Sukses

Nafas Islam dan Keberagaman di Jakarta

Sejarah kekuasaan Kesultanan Islam, di Sunda Kelapa, membuat pengaruh Islam sangat kental dalam tradisi Betawi.

Liputan6.com, Jakarta - Sejarah kekuasaan Kesultanan Islam, di Sunda Kelapa, membuat pengaruh Islam sangat kental dalam tradisi Betawi.

Seperti yang ditayangkan Liputan 6 Petang SCTV, Kamis (22/6/2017), awal abad 16, Pelabuhan Sunda Kelapa mencekam. Pasukan perang Kesultanan Islam Demak, dipimpin Fatahilah, menaklukkan Portugis, dan menguasai Sunda Kelapa, yang kemudian berganti nama menjadi Jayakarta. 22 juni 1527, tanggal saat penaklukan Sunda Kelapa, kemudian ditetapkan sebagai hari lahir Jakarta.

Hari ini, Jakarta berusia 490 tahun. Tepatnya 490 tahun sejak Kesultanan Islam Demak menguasai Sunda Kelapa, dan menggantinya menjadi Kota Jayakarta.

Jejak-jejak sejarah, masih bisa ditelusuri. Di antaranya di Mesjid Assalafiyah, di Jatinegara Kaum, Jakarta Timur, yang diyakini didirikan oleh Pangeran Jayakarta, penguasa terakhir Jayakarta.

Jatinegara Kaum merupakan tempat Pangeran Jayakarta dan pengikutnya melarikan diri, setelah dikalahkan pasukan VOC. Di sekitar Mesjid Assalafiyah, yang didirikan tahun 1620 ini, terdapat sejumlah makam, di antaranya diyakini sebagai Makam Pangeran Jayakarta.

Banyak versi sejarah terkait hal ini. Yang pasti, tempat Ini telah diresmikan Gubernur Ali Sadikin.

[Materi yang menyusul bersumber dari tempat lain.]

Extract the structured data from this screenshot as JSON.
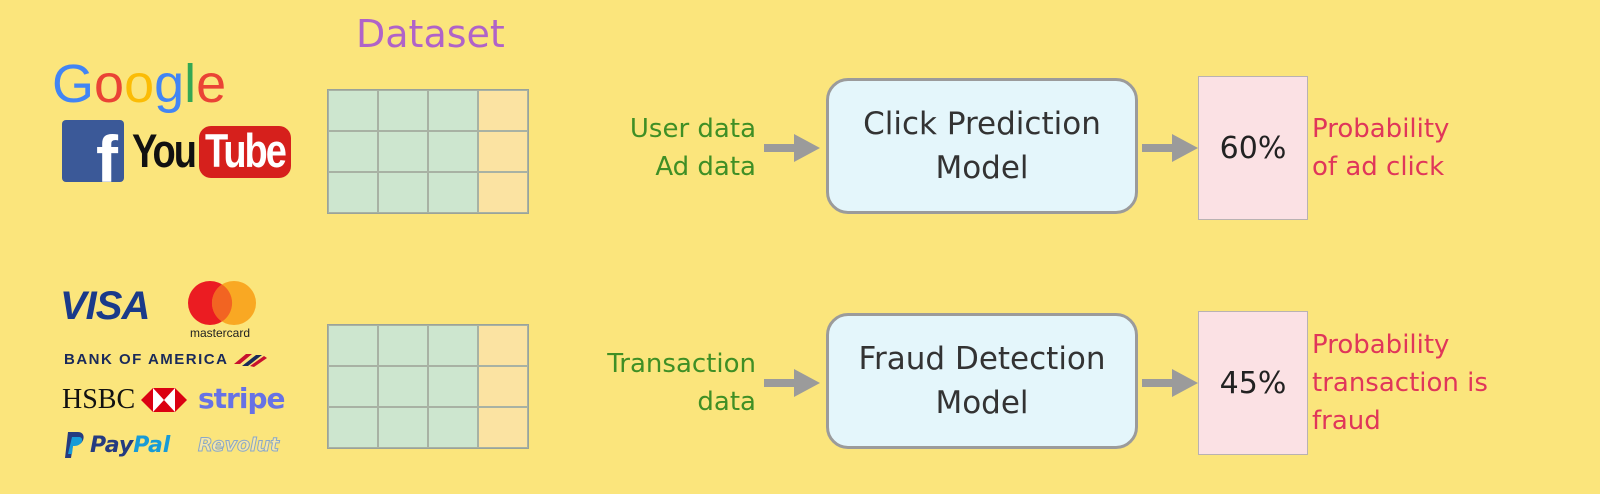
{
  "dataset_title": "Dataset",
  "logos_top": {
    "google": "Google",
    "facebook": "f",
    "youtube_you": "You",
    "youtube_tube": "Tube"
  },
  "logos_bottom": {
    "visa": "VISA",
    "mastercard": "mastercard",
    "bofa": "BANK OF AMERICA",
    "hsbc": "HSBC",
    "stripe": "stripe",
    "paypal_pay": "Pay",
    "paypal_pal": "Pal",
    "revolut": "Revolut"
  },
  "rows": [
    {
      "input_lines": [
        "User data",
        "Ad data"
      ],
      "model_lines": [
        "Click Prediction",
        "Model"
      ],
      "output_value": "60%",
      "output_label_lines": [
        "Probability",
        "of ad click"
      ]
    },
    {
      "input_lines": [
        "Transaction",
        "data"
      ],
      "model_lines": [
        "Fraud Detection",
        "Model"
      ],
      "output_value": "45%",
      "output_label_lines": [
        "Probability",
        "transaction is",
        "fraud"
      ]
    }
  ],
  "colors": {
    "background": "#fbe57c",
    "dataset_title": "#b063c8",
    "input_text": "#3f8f25",
    "model_fill": "#e4f6fb",
    "output_fill": "#fbe1e4",
    "output_label": "#e0365a",
    "feature_cell": "#cde6cf",
    "label_cell": "#fbe3a2",
    "arrow": "#9b9b9b"
  }
}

Selama 490 tahun, Jakarta berkembang menjadi kota yang ramai dan sibuk. Para pendatang dari berbagai bangsa dan agama, membuat Jakarta lebih berwarna. Sehingga terjadi interaksi budaya. Hal ini tercermin dalam tradisi warga betawi. Meski sangat taat menjalankan agama Islam, mereka sangat terbuka terhadap pengaruh tradisi bangasa lain.

Berbagai jejak sejarah memperlihatkan, berbagai etnis dan agama hidup berdampingan di Jakarta. Mesjid Latze yang bernuansa Tionghoa ini, misalnya, merupakan gambaran pengormatan terhadap perbedaan.

Sikap terbuka serta menghargai berbagai agama dan etnis, tentu menjadi pilar dalam menghormati perbedaan dan keberagaman.